Drei Autorinnen und ein Soziologe haben die Stimmung zwischen Erzgebirge und Uckermark erkundet und zeichnen das Bild einer Gesellschaft im klimatischen Wandel.
Es ist der Versuch einer Bestandsaufnahme, unternommen in einer Zeit, in der die gesellschaftlichen Gewissheiten brüchig geworden sind. Im Vorfeld der Landtagswahlen in Sachsen, Thüringen und Brandenburg im Jahr 2024 machten sich drei Schriftstellerinnen und ein Soziologe auf den Weg, um die Stimmung in Ostdeutschland nicht aus der Distanz der Großstadt, sondern aus der unmittelbaren Nähe zu protokollieren. Das Ergebnis ist der Band „Extremwetterlagen“, der weniger eine politische Analyse als vielmehr eine meteorologische Untersuchung des sozialen Klimas darstellt.
Die Ausgangslage ist so simpel wie effektiv: Manja Präkels, Tina Pruschmann und Barbara Thériault fungierten als sogenannte „Überlandschreiberinnen“. Ihr Auftrag war es, jenseits der üblichen Schlagzeilen in die Tiefe der ostdeutschen Provinz einzutauchen. Dabei wählten sie unterschiedliche Zugänge. Tina Pruschmann durchquerte das sächsische Erzgebirge mit dem Fahrrad, eine Methode der Entschleunigung, die den Blick für Details am Wegesrand schärft. Barbara Thériault heuerte als Lokaljournalistin in Südthüringen an, um als teilnehmende Beobachterin den Alltag einer Redaktion und ihrer Leserschaft zu teilen. Manja Präkels wiederum suchte in Brandenburg gezielt zivilgesellschaftliche Initiativen auf, jene oft übersehenen Orte des demokratischen Widerstands in einer sich verändernden Umgebung.
Der Titel des Bandes ist dabei Programm. „Extremwetterlagen“ dient hier als Metapher für eine gesellschaftliche Atmosphäre, die von zunehmenden Stürmen und Kältefronten geprägt ist. Die Texte beschreiben eine Normalisierung rechtsextremer Strukturen, die nicht mehr als Ausnahmeerscheinung, sondern als fester Bestandteil des Alltags wahrgenommen werden. Es geht um das Gefühl, „gegen den Wind zu atmen“, wie es im Buch heißt. Doch die Autorinnen verfallen nicht in Alarmismus. Stattdessen dokumentieren sie nüchtern das Schweigen der Vielen und die Lautstärke der Anderen. Sie beschreiben die Ruinenlandschaften, die nicht nur architektonisch, sondern auch infrastrukturell zu verstehen sind, und die Menschen, die in diesen Räumen leben.

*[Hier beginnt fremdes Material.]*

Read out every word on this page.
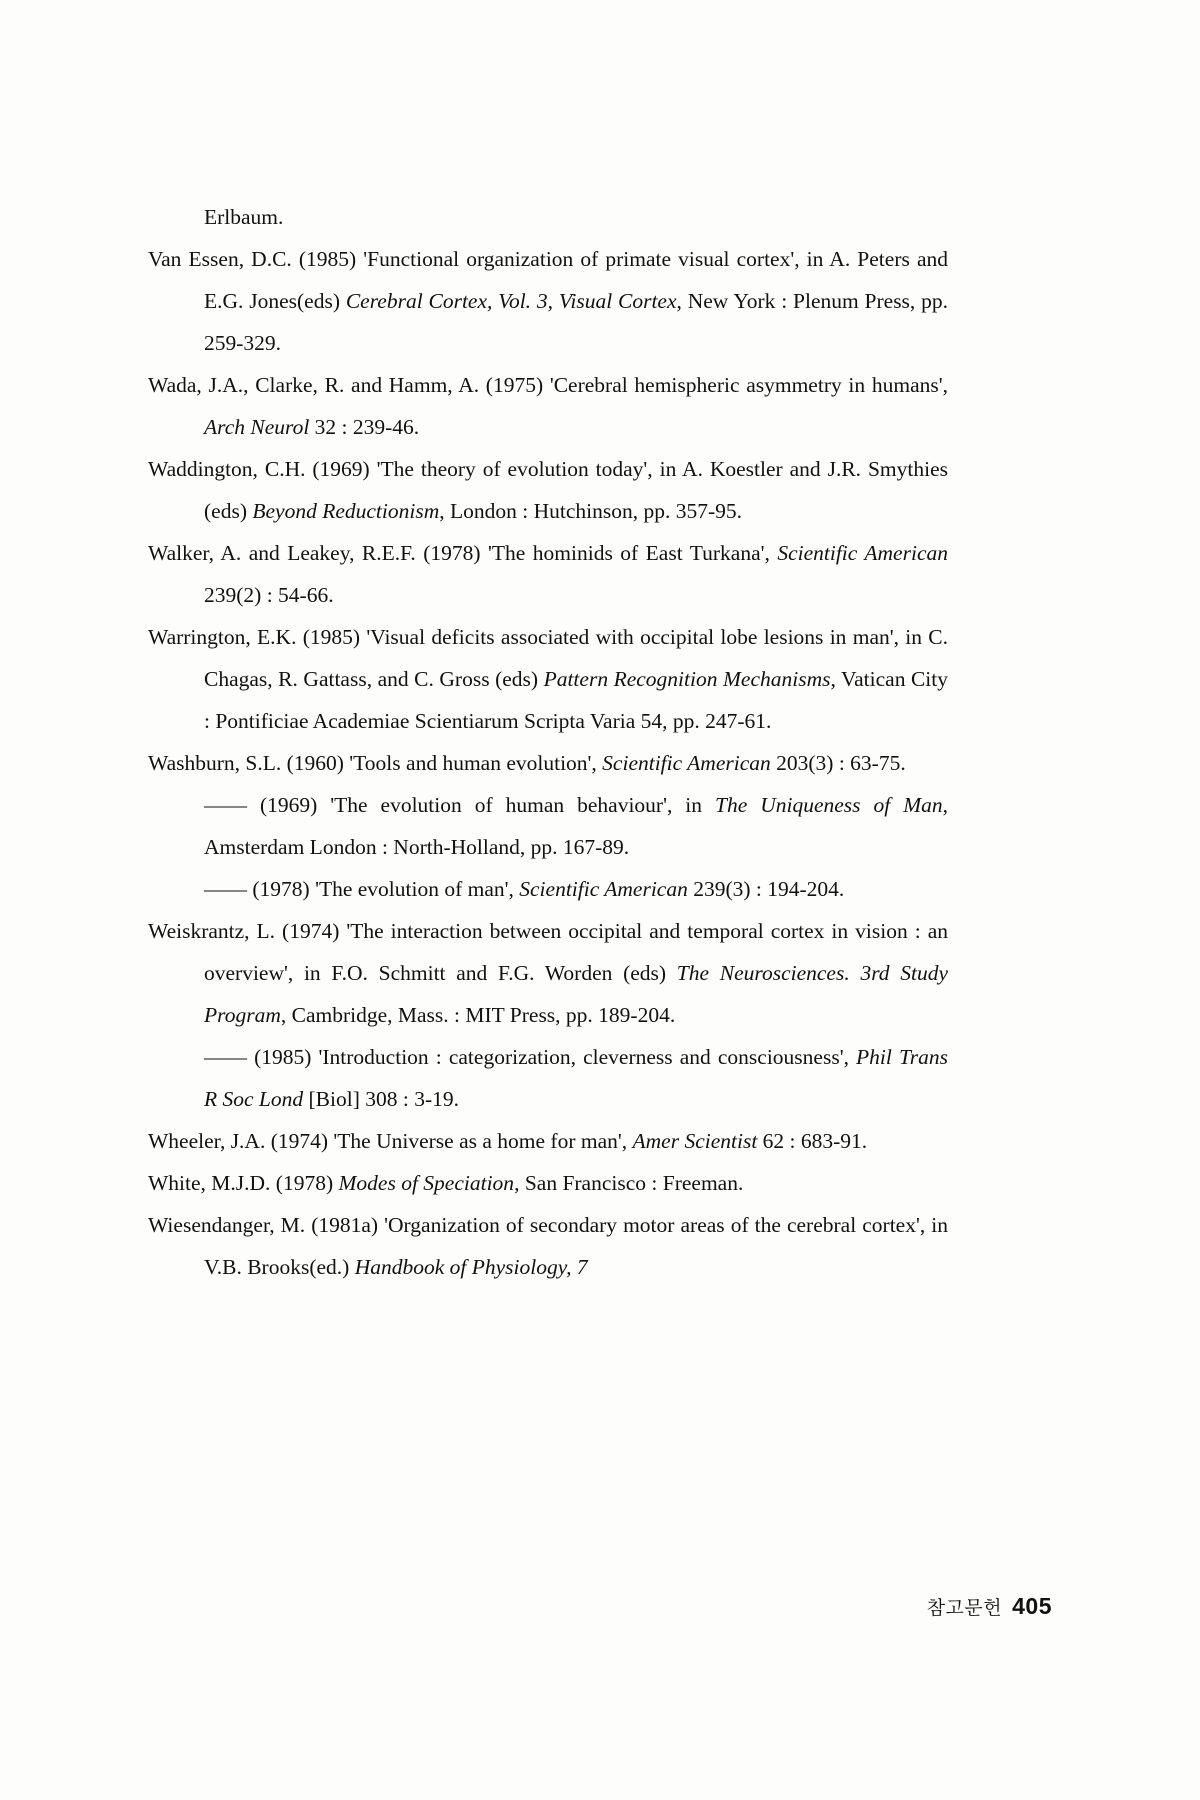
Erlbaum.

Van Essen, D.C. (1985) 'Functional organization of primate visual cortex', in A. Peters and E.G. Jones(eds) Cerebral Cortex, Vol. 3, Visual Cortex, New York : Plenum Press, pp. 259-329.

Wada, J.A., Clarke, R. and Hamm, A. (1975) 'Cerebral hemispheric asymmetry in humans', Arch Neurol 32 : 239-46.

Waddington, C.H. (1969) 'The theory of evolution today', in A. Koestler and J.R. Smythies (eds) Beyond Reductionism, London : Hutchinson, pp. 357-95.

Walker, A. and Leakey, R.E.F. (1978) 'The hominids of East Turkana', Scientific American 239(2) : 54-66.

Warrington, E.K. (1985) 'Visual deficits associated with occipital lobe lesions in man', in C. Chagas, R. Gattass, and C. Gross (eds) Pattern Recognition Mechanisms, Vatican City : Pontificiae Academiae Scientiarum Scripta Varia 54, pp. 247-61.

Washburn, S.L. (1960) 'Tools and human evolution', Scientific American 203(3) : 63-75.

—— (1969) 'The evolution of human behaviour', in The Uniqueness of Man, Amsterdam London : North-Holland, pp. 167-89.

—— (1978) 'The evolution of man', Scientific American 239(3) : 194-204.

Weiskrantz, L. (1974) 'The interaction between occipital and temporal cortex in vision : an overview', in F.O. Schmitt and F.G. Worden (eds) The Neurosciences. 3rd Study Program, Cambridge, Mass. : MIT Press, pp. 189-204.

—— (1985) 'Introduction : categorization, cleverness and consciousness', Phil Trans R Soc Lond [Biol] 308 : 3-19.

Wheeler, J.A. (1974) 'The Universe as a home for man', Amer Scientist 62 : 683-91.

White, M.J.D. (1978) Modes of Speciation, San Francisco : Freeman.

Wiesendanger, M. (1981a) 'Organization of secondary motor areas of the cerebral cortex', in V.B. Brooks(ed.) Handbook of Physiology, 7

참고문헌 405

Eine wesentliche Ebene zieht der Leipziger Kultursoziologe Alexander Leistner in den Band ein. Er liefert den historischen Resonanzraum für die aktuellen Beobachtungen. Leistner spürt den mentalen Entwicklungslinien nach, die nicht im Jahr 1989 enden oder begannen, sondern weit in die DDR-Geschichte zurückreichen. Er fragt nach den Kontinuitäten des Denkens und Fühlens, die das heutige Wahlverhalten und das Misstrauen gegenüber staatlichen Institutionen prägen. Diese historische Tiefenschärfe verhindert, dass die aktuellen politischen Verwerfungen als rein singuläre Phänomene der Gegenwart missverstanden werden.
Das Buch stellt implizit die Frage, wann die Bewohner dieser Regionen bemerkt haben, dass sie in einem „neuen Land“ leben – nicht im Sinne der Wiedervereinigung von 1990, sondern im Sinne einer qualitativen Veränderung des gesellschaftlichen Miteinanders in den 2020er Jahren. Es werden Brüche sichtbar, die durch Familien und Dorfgemeinschaften gehen. Die Reportagen zeigen bedrohte Kulturvereine ebenso wie jene Bürger, die versuchen, den demokratischen Raum offen zu halten.
In seiner Gesamtheit ist „Extremwetterlagen“ ein Dokument der Unruhe. Es bietet keine schnellen Lösungen an und vermeidet die oft übliche moralische Überlegenheit des westdeutschen Blicks. Stattdessen liefert es dichte Beschreibungen einer Realität, in der sich viele Ostdeutsche wiedererkennen dürften – sei es in der Resignation oder im Trotz. Es ist ein Buch über das Aushalten von Widersprüchen und den Versuch, in stürmischen Zeiten standhaft zu bleiben. Die Stärke liegt in der Sachlichkeit: Hier wird nicht geurteilt, sondern zugehört, hingeschaut und aufgeschrieben, was ist.